A slightly harder example is to find all the words that are actually numbers. We could use a regular expression for that, but we will instead use a function we create. We use a function that tries to cast a word as a float. If this fails, we know the word is not a float, so we return False.

def float_p(word):
try:
float(word)
return True
except ValueError:
return False

print [word for word in words if float_p(word)]
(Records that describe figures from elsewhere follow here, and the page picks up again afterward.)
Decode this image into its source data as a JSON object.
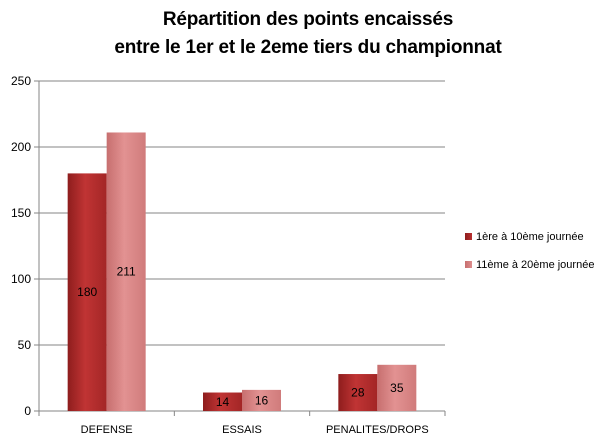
{
  "title_lines": [
    "Répartition des points encaissés",
    "entre le 1er et le 2eme tiers du championnat"
  ],
  "chart_data": {
    "type": "bar",
    "title": "Répartition des points encaissés entre le 1er et le 2eme tiers du championnat",
    "categories": [
      "DEFENSE",
      "ESSAIS",
      "PENALITES/DROPS"
    ],
    "series": [
      {
        "name": "1ère à 10ème journée",
        "values": [
          180,
          14,
          28
        ],
        "color": "#b52a2a"
      },
      {
        "name": "11ème à 20ème journée",
        "values": [
          211,
          16,
          35
        ],
        "color": "#d98383"
      }
    ],
    "ylim": [
      0,
      250
    ],
    "yticks": [
      0,
      50,
      100,
      150,
      200,
      250
    ],
    "grid": true,
    "legend": "right",
    "data_labels": true
  }
}
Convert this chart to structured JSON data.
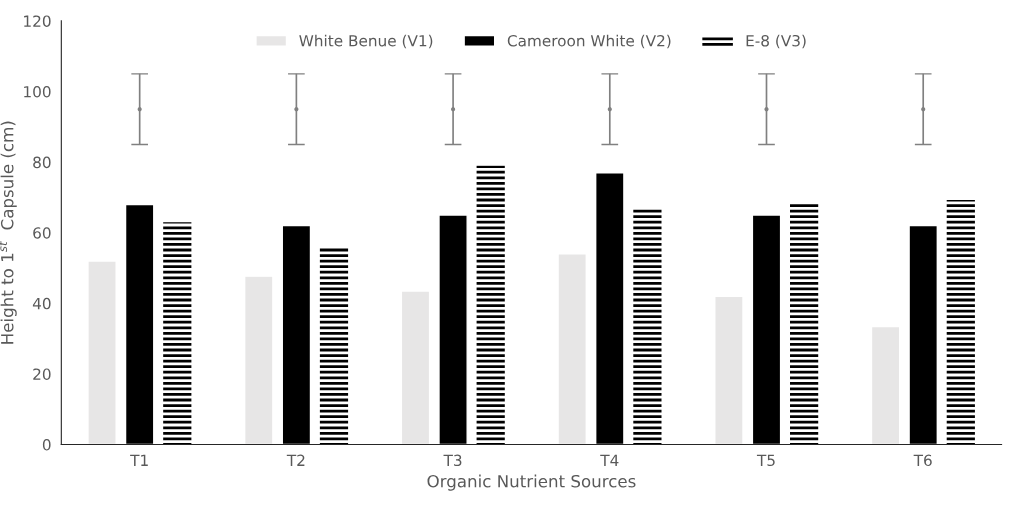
{
  "chart_data": {
    "type": "bar",
    "xlabel": "Organic Nutrient Sources",
    "ylabel": "Height to 1$^{st}$  Capsule (cm)",
    "categories": [
      "T1",
      "T2",
      "T3",
      "T4",
      "T5",
      "T6"
    ],
    "series": [
      {
        "name": "White Benue (V1)",
        "color": "#e7e6e6",
        "values": [
          52,
          47.7,
          43.5,
          54,
          42,
          33.4
        ]
      },
      {
        "name": "Cameroon White (V2)",
        "color": "#000000",
        "values": [
          68,
          62,
          65,
          77,
          65,
          62
        ]
      },
      {
        "name": "E-8 (V3)",
        "color": "#000000",
        "values": [
          63,
          56,
          79,
          67,
          68.7,
          69.3
        ]
      },
      {
        "type": "scatter",
        "marker": "none",
        "color": "#808080",
        "x": [
          "T1",
          "T2",
          "T3",
          "T4",
          "T5",
          "T6"
        ],
        "values": [
          95,
          95,
          95,
          95,
          95,
          95
        ],
        "errors": [
          10,
          10,
          10,
          10,
          10,
          10
        ]
      }
    ],
    "ylim": [
      0,
      120
    ],
    "yticks": [
      0,
      20,
      40,
      60,
      80,
      100,
      120
    ],
    "grid": false,
    "legend": "top"
  }
}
# here is a functional approach
print filter(float_p, words)

... ... ... ... ... >>> ['5', '10']
['5', '10']


Finally, we consider filtering the list to find all words that contain certain symbols, say any character in this string “./=*#”. Any of those characters will do, so we search each word for one of them, and return True if it contains it, and False if none are contained.

def punctuation_p(word):
S = './=*#'
for s in S:
if s in word:
return True
return False

print [word for word in words if punctuation_p(word)]
print filter(punctuation_p, words)

... ... ... ... ... >>> ['units.', 'dimensionless.', 'modification.', 'want.', 'numbers.', '=', '*', 'u.m', '=', '*', 'u.m', '#', 'a/L', 'type(a/L)']
['units.', 'dimensionless.', 'modification.', 'want.', 'numbers.', '=', '*', 'u.m', '=', '*', 'u.m', '#', 'a/L', 'type(a/L)']
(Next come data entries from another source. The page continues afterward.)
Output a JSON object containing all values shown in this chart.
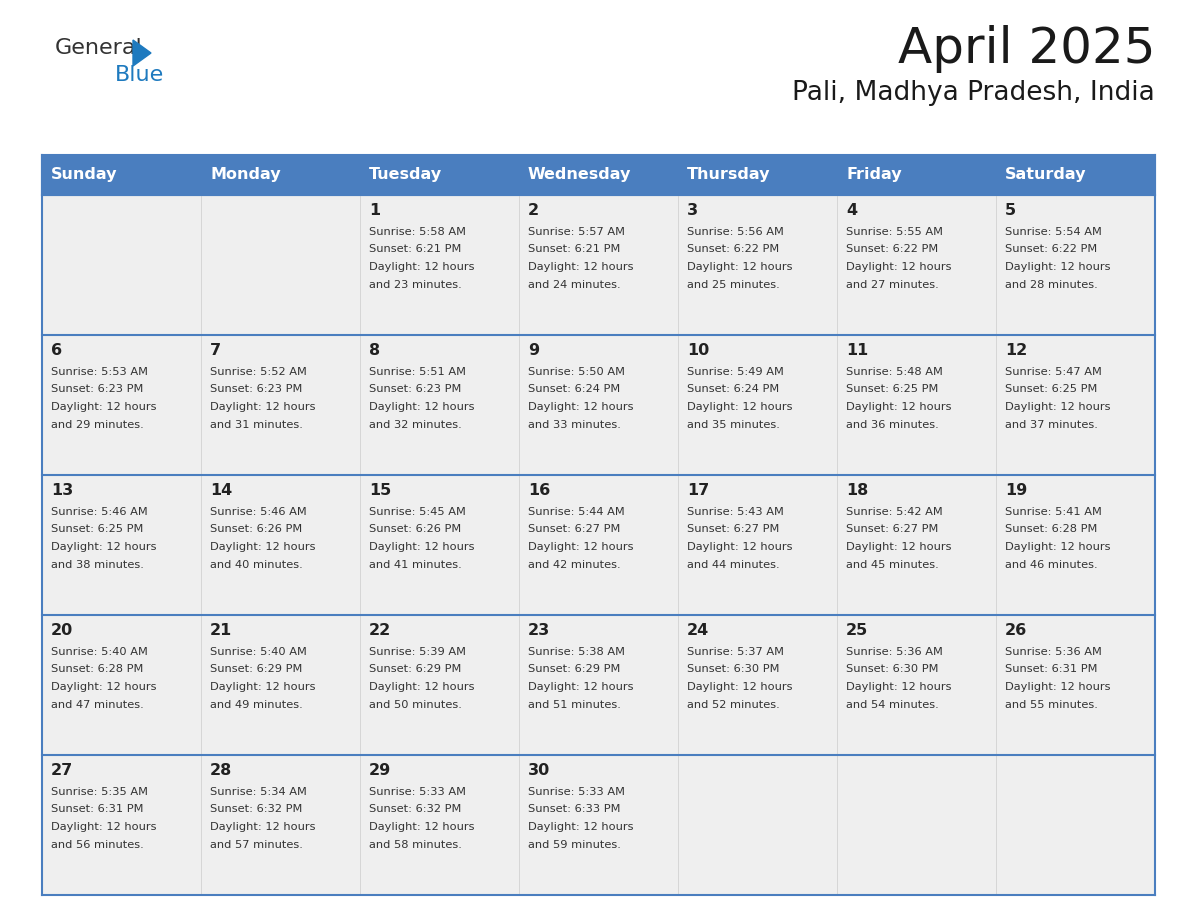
{
  "title": "April 2025",
  "subtitle": "Pali, Madhya Pradesh, India",
  "header_bg": "#4a7ebf",
  "header_text_color": "#FFFFFF",
  "day_names": [
    "Sunday",
    "Monday",
    "Tuesday",
    "Wednesday",
    "Thursday",
    "Friday",
    "Saturday"
  ],
  "bg_color": "#FFFFFF",
  "cell_bg": "#EFEFEF",
  "border_color": "#4a7ebf",
  "text_color": "#333333",
  "day_num_color": "#222222",
  "weeks": [
    [
      {
        "day": "",
        "sunrise": "",
        "sunset": "",
        "daylight": ""
      },
      {
        "day": "",
        "sunrise": "",
        "sunset": "",
        "daylight": ""
      },
      {
        "day": "1",
        "sunrise": "5:58 AM",
        "sunset": "6:21 PM",
        "daylight": "and 23 minutes."
      },
      {
        "day": "2",
        "sunrise": "5:57 AM",
        "sunset": "6:21 PM",
        "daylight": "and 24 minutes."
      },
      {
        "day": "3",
        "sunrise": "5:56 AM",
        "sunset": "6:22 PM",
        "daylight": "and 25 minutes."
      },
      {
        "day": "4",
        "sunrise": "5:55 AM",
        "sunset": "6:22 PM",
        "daylight": "and 27 minutes."
      },
      {
        "day": "5",
        "sunrise": "5:54 AM",
        "sunset": "6:22 PM",
        "daylight": "and 28 minutes."
      }
    ],
    [
      {
        "day": "6",
        "sunrise": "5:53 AM",
        "sunset": "6:23 PM",
        "daylight": "and 29 minutes."
      },
      {
        "day": "7",
        "sunrise": "5:52 AM",
        "sunset": "6:23 PM",
        "daylight": "and 31 minutes."
      },
      {
        "day": "8",
        "sunrise": "5:51 AM",
        "sunset": "6:23 PM",
        "daylight": "and 32 minutes."
      },
      {
        "day": "9",
        "sunrise": "5:50 AM",
        "sunset": "6:24 PM",
        "daylight": "and 33 minutes."
      },
      {
        "day": "10",
        "sunrise": "5:49 AM",
        "sunset": "6:24 PM",
        "daylight": "and 35 minutes."
      },
      {
        "day": "11",
        "sunrise": "5:48 AM",
        "sunset": "6:25 PM",
        "daylight": "and 36 minutes."
      },
      {
        "day": "12",
        "sunrise": "5:47 AM",
        "sunset": "6:25 PM",
        "daylight": "and 37 minutes."
      }
    ],
    [
      {
        "day": "13",
        "sunrise": "5:46 AM",
        "sunset": "6:25 PM",
        "daylight": "and 38 minutes."
      },
      {
        "day": "14",
        "sunrise": "5:46 AM",
        "sunset": "6:26 PM",
        "daylight": "and 40 minutes."
      },
      {
        "day": "15",
        "sunrise": "5:45 AM",
        "sunset": "6:26 PM",
        "daylight": "and 41 minutes."
      },
      {
        "day": "16",
        "sunrise": "5:44 AM",
        "sunset": "6:27 PM",
        "daylight": "and 42 minutes."
      },
      {
        "day": "17",
        "sunrise": "5:43 AM",
        "sunset": "6:27 PM",
        "daylight": "and 44 minutes."
      },
      {
        "day": "18",
        "sunrise": "5:42 AM",
        "sunset": "6:27 PM",
        "daylight": "and 45 minutes."
      },
      {
        "day": "19",
        "sunrise": "5:41 AM",
        "sunset": "6:28 PM",
        "daylight": "and 46 minutes."
      }
    ],
    [
      {
        "day": "20",
        "sunrise": "5:40 AM",
        "sunset": "6:28 PM",
        "daylight": "and 47 minutes."
      },
      {
        "day": "21",
        "sunrise": "5:40 AM",
        "sunset": "6:29 PM",
        "daylight": "and 49 minutes."
      },
      {
        "day": "22",
        "sunrise": "5:39 AM",
        "sunset": "6:29 PM",
        "daylight": "and 50 minutes."
      },
      {
        "day": "23",
        "sunrise": "5:38 AM",
        "sunset": "6:29 PM",
        "daylight": "and 51 minutes."
      },
      {
        "day": "24",
        "sunrise": "5:37 AM",
        "sunset": "6:30 PM",
        "daylight": "and 52 minutes."
      },
      {
        "day": "25",
        "sunrise": "5:36 AM",
        "sunset": "6:30 PM",
        "daylight": "and 54 minutes."
      },
      {
        "day": "26",
        "sunrise": "5:36 AM",
        "sunset": "6:31 PM",
        "daylight": "and 55 minutes."
      }
    ],
    [
      {
        "day": "27",
        "sunrise": "5:35 AM",
        "sunset": "6:31 PM",
        "daylight": "and 56 minutes."
      },
      {
        "day": "28",
        "sunrise": "5:34 AM",
        "sunset": "6:32 PM",
        "daylight": "and 57 minutes."
      },
      {
        "day": "29",
        "sunrise": "5:33 AM",
        "sunset": "6:32 PM",
        "daylight": "and 58 minutes."
      },
      {
        "day": "30",
        "sunrise": "5:33 AM",
        "sunset": "6:33 PM",
        "daylight": "and 59 minutes."
      },
      {
        "day": "",
        "sunrise": "",
        "sunset": "",
        "daylight": ""
      },
      {
        "day": "",
        "sunrise": "",
        "sunset": "",
        "daylight": ""
      },
      {
        "day": "",
        "sunrise": "",
        "sunset": "",
        "daylight": ""
      }
    ]
  ],
  "logo_text1": "General",
  "logo_text2": "Blue",
  "logo_color1": "#333333",
  "logo_color2": "#1e7abf",
  "logo_tri_color": "#1e7abf"
}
In this section we examined a few ways to interact with lists using list comprehension and functional programming. These approaches make it possible to work on arbitrary size lists, without needing to know in advance how big the lists are. New lists are automatically generated as results, without the need to preallocate lists, i.e. you do not need to know the size of the output. This can be handy as it avoids needing to write loops in some cases and leads to more compact code.